As a representative of a moderate district that rightfully expects bipartisanship, I understand that Congress must stand up for middle-class families, whose prosperity reflects the full potential of the American economy.
While pro-growth economic policies are delivering significant benefits to our community and country, expanding job growth, productivity, and paychecks locally, we must ensure that no American worker is left behind. Despite our low unemployment and the increasing wages driven by strong economic growth, a livable wage for all American workers remains elusive. This should be unacceptable to each and every one of us.
First, we must replace the term “minimum” wage to “livable” wage, reflecting that each and every American worker should be able to afford basic living necessities.
Moreover, we must adjust this wage in a way that respects the economic diversity of our nation. A wage which works for New York City might have the unintended consequence of driving away business and jobs in Bucks County; conversely, a wage that works in Bucks County would fail to provide workers in New York City with the income they need to make ends meet.
There are reasonable policies that we can explore to benefit American families without threatening small businesses. My colleague from Alabama, Congresswoman Terri Sewell, has been a staunch proponent for a livable wage. Her plan for a regional livable wage allows workers in communities across our nation to see their wages rise, but in a way tailored to minimize negative impact on small business. The idea would boost workers’ purchasing power while ensuring every community stays competitive in the 21st Century economy.
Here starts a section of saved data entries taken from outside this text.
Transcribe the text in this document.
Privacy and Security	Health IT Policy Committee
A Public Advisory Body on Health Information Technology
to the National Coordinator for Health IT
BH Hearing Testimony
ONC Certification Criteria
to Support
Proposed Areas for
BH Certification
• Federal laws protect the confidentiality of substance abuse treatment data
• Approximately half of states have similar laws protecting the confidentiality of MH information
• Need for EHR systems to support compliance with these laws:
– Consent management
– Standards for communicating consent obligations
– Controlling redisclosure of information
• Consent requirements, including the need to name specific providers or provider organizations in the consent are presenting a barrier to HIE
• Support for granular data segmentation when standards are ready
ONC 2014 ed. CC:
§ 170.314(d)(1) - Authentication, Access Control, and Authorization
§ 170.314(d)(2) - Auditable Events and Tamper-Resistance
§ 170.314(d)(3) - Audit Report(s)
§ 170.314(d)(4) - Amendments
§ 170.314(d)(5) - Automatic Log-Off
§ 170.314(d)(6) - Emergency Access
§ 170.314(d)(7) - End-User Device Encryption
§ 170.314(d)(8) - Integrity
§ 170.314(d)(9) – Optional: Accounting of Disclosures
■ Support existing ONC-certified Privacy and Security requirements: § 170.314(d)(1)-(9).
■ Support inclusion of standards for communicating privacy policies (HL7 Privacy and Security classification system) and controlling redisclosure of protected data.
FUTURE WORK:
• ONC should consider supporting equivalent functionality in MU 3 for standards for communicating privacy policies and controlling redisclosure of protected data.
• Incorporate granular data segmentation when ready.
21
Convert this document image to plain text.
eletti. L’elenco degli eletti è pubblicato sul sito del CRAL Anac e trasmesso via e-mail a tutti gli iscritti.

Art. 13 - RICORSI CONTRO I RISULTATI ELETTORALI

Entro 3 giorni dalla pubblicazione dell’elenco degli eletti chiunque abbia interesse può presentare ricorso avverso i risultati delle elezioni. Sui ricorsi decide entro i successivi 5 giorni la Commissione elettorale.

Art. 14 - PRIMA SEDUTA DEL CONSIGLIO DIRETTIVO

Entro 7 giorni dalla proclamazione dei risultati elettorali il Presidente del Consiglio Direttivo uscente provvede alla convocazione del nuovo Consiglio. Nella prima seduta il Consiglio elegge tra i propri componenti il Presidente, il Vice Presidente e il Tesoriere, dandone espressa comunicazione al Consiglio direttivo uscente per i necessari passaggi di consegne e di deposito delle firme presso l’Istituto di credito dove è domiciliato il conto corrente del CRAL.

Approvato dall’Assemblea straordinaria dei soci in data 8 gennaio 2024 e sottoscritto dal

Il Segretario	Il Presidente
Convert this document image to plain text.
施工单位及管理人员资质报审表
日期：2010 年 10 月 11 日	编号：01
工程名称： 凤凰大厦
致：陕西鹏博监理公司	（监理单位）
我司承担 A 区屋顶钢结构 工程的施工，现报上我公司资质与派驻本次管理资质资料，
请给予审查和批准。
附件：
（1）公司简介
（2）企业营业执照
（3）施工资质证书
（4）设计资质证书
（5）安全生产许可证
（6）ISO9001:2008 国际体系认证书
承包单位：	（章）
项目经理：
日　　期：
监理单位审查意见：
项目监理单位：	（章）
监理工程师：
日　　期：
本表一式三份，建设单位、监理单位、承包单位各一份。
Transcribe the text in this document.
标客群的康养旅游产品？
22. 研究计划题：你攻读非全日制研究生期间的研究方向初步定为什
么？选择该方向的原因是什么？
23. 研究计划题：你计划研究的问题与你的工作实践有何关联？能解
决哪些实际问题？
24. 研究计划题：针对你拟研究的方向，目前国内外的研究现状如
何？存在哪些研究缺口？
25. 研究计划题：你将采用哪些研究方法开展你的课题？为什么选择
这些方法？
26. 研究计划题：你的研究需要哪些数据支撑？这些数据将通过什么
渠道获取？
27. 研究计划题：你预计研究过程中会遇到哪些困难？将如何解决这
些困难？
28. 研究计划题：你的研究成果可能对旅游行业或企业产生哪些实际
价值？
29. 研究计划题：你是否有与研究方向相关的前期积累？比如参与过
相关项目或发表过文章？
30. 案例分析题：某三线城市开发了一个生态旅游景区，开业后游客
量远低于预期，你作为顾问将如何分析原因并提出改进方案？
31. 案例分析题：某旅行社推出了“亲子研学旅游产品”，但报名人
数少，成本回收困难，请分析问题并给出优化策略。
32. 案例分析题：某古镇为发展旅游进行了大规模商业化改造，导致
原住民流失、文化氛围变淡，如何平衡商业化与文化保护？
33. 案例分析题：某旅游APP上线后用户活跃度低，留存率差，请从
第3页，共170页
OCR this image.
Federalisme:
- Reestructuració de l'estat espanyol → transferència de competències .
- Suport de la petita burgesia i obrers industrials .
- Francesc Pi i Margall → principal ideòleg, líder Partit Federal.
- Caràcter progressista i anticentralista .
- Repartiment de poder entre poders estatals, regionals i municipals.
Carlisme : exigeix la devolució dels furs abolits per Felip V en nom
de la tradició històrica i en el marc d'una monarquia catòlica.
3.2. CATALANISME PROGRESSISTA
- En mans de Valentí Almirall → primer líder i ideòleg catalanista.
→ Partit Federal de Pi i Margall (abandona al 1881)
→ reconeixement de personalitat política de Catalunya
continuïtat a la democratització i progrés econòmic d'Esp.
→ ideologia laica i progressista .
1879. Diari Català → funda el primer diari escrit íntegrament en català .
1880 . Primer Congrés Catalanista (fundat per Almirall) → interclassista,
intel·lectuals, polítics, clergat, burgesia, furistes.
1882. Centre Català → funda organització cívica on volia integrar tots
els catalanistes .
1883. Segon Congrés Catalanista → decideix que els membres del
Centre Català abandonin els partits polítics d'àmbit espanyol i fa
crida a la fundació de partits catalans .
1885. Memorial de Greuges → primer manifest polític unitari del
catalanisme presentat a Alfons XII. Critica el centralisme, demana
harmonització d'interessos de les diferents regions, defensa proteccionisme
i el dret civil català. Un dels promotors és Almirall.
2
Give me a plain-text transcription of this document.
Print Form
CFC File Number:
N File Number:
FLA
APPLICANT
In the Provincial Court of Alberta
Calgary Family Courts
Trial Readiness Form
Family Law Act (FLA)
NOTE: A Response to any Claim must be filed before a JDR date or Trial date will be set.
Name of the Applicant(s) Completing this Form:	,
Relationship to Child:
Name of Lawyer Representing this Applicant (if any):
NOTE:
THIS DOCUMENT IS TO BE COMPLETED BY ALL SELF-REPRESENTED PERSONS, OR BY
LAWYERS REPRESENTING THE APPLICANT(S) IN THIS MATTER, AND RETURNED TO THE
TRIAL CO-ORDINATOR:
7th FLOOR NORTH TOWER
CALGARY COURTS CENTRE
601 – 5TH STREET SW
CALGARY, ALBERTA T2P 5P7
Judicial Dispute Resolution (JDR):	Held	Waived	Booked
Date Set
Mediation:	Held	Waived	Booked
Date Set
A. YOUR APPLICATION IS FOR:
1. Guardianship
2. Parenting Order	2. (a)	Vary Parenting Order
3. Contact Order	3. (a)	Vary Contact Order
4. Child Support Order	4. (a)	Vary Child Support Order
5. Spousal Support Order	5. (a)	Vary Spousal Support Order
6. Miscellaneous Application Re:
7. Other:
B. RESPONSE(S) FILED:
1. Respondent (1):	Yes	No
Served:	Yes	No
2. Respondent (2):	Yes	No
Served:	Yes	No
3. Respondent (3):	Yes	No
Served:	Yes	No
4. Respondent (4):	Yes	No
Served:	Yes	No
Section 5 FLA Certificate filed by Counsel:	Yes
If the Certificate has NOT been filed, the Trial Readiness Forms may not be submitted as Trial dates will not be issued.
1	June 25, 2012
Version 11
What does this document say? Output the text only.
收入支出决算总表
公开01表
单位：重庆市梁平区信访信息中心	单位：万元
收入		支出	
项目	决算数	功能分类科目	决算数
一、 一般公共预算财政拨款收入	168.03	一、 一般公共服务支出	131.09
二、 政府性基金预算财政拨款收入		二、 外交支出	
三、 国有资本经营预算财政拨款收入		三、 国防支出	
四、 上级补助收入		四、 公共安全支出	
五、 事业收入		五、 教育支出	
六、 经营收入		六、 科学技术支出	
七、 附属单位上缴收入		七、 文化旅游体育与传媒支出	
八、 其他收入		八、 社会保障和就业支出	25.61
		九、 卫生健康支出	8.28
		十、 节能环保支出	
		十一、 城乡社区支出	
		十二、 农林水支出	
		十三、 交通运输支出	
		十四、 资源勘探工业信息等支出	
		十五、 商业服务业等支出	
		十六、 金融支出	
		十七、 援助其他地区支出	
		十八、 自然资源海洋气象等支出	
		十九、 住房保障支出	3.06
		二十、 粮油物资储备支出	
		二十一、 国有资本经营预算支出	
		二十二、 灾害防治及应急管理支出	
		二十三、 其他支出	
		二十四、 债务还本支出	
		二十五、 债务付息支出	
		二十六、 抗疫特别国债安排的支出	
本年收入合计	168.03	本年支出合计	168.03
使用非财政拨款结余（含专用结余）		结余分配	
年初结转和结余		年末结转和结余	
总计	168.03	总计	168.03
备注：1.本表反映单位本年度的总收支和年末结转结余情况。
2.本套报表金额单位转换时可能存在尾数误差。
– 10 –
This is an issue that hits home for her. For example, El Centro, California, has nearly the same cost of living as Birmingham, Alabama. Despite this, many workers next year in El Centro will make 65 percent more on average than their counterparts working in Alabama’s state capital, and one of the most populous and prominent cities in the South.
This is the case, because state legislatures have allowed wage standards within their jurisdictions to be dictated by political priorities and pressures. While states are the laboratories of our republic and must be protected, discrepancies that lead to uneven consequences for American workers must be addressed.
One way to solve this issue would be through the implementation of “community tiers,” separating the federal livable wage into distinct categories that reflect the cost of living for different areas in the United States. Communities across the country would be assigned a tier based on how expensive it is to live there. These tiers could be calculated using the Regional Price Parity (RPP) score, a relative measure of how much goods and services cost in an area, calculated by the U.S. Bureau of Economic Analysis. Linking wages to the regional cost of living allows lawmakers to take politics out of the equation and deliver a more livable wage to communities across America.
Under this model, El Centro would be categorized into the same tier as Birmingham. The idea delivers workers in diverse geographic locations with the same regional cost of living, access to the same purchasing power. Ideally, cities with steep living costs like New York and San Francisco would offer livable wages that reflect necessary expenses workers face, while more affordable areas like Indianapolis and Salt Lake City would have a lower mandated livable wage, but one that ensures necessities can be afforded based their RPP.
In Pennsylvania the cost of living is different in Philadelphia, Bucks County, Erie, and Lancaster. We need a policy that respects the geographic and economic diversity of our states and our nation.
With a soaring economy and historically strong consumer confidence, the time is now to put politics aside and enact policies that ensure a fair and just wage for hardworking American families, while strengthening our local small businesses.